Understanding CockroachDB Keepalive

I have been trying to understand the purpose of the below env in term of a problem that we are facing in our system.


We have a system with client A wanting to connect a standalone Cockroachdb server’s B via HaProxy.

A <—> haproxy <—> B

Now every now and then we happened to see “Broken Pipe” error.

Now, all that I know about COCKROACH_SQL_TCP_KEEP_ALIVE is set to send TCP keepalive request every 60 sec.

Also, we have used HAProxy settings mention in Cockroachdb guide

# TCP keep-alive on Client side. Server already enables them.
    option              clitcpka

With the following option, I’m assuming the Client and HAProxy connection would be Keepalive enable.

At last, I want to understand does

option srvtcpka

would actually help.

TCP keep-alive is purely to ensure the TCP connection remains active as long as both the client and server expect it to. It says nothing about the application-layer connection.

In SQL protocols, including the postgres wire protocol used with CockroachDB, a SQL connection can be very short lived, or can live for days/weeks/months depending on the application and the driver.

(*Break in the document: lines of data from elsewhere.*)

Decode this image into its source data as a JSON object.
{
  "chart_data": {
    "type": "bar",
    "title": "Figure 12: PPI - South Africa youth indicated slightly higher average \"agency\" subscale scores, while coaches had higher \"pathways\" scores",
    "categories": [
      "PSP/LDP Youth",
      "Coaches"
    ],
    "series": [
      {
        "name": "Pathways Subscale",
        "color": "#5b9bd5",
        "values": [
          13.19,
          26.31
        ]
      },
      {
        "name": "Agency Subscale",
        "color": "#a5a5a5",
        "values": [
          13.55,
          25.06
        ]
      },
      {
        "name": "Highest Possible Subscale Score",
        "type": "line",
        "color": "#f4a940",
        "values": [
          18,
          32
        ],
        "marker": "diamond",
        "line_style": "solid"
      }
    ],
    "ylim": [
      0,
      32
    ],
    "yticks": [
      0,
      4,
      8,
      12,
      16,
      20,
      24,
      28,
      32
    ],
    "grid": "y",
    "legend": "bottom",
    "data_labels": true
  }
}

If you send a query once a day from the same client (a single program that remains alive the whole time), your postgres driver may attempt to cache the connection. However, since no data is flowing through it, haproxy will close the connection after 1 minute.

TCP keep-alives are at a much lower level: as long as both the client and server (your client and haproxy, or haproxy and a CockroachDB node) haven’t closed the connection, the keep-alive will make sure the connection is not considered dead by intermediate networking. It will also let the two parties know if the other one dropped off the map without explicit connection termination.

To summarize: using TCP keep-alive is a good idea given the many aggressive firewalls/load balancers/intermediates out there.
Client timeouts should be set based on the profile of your application.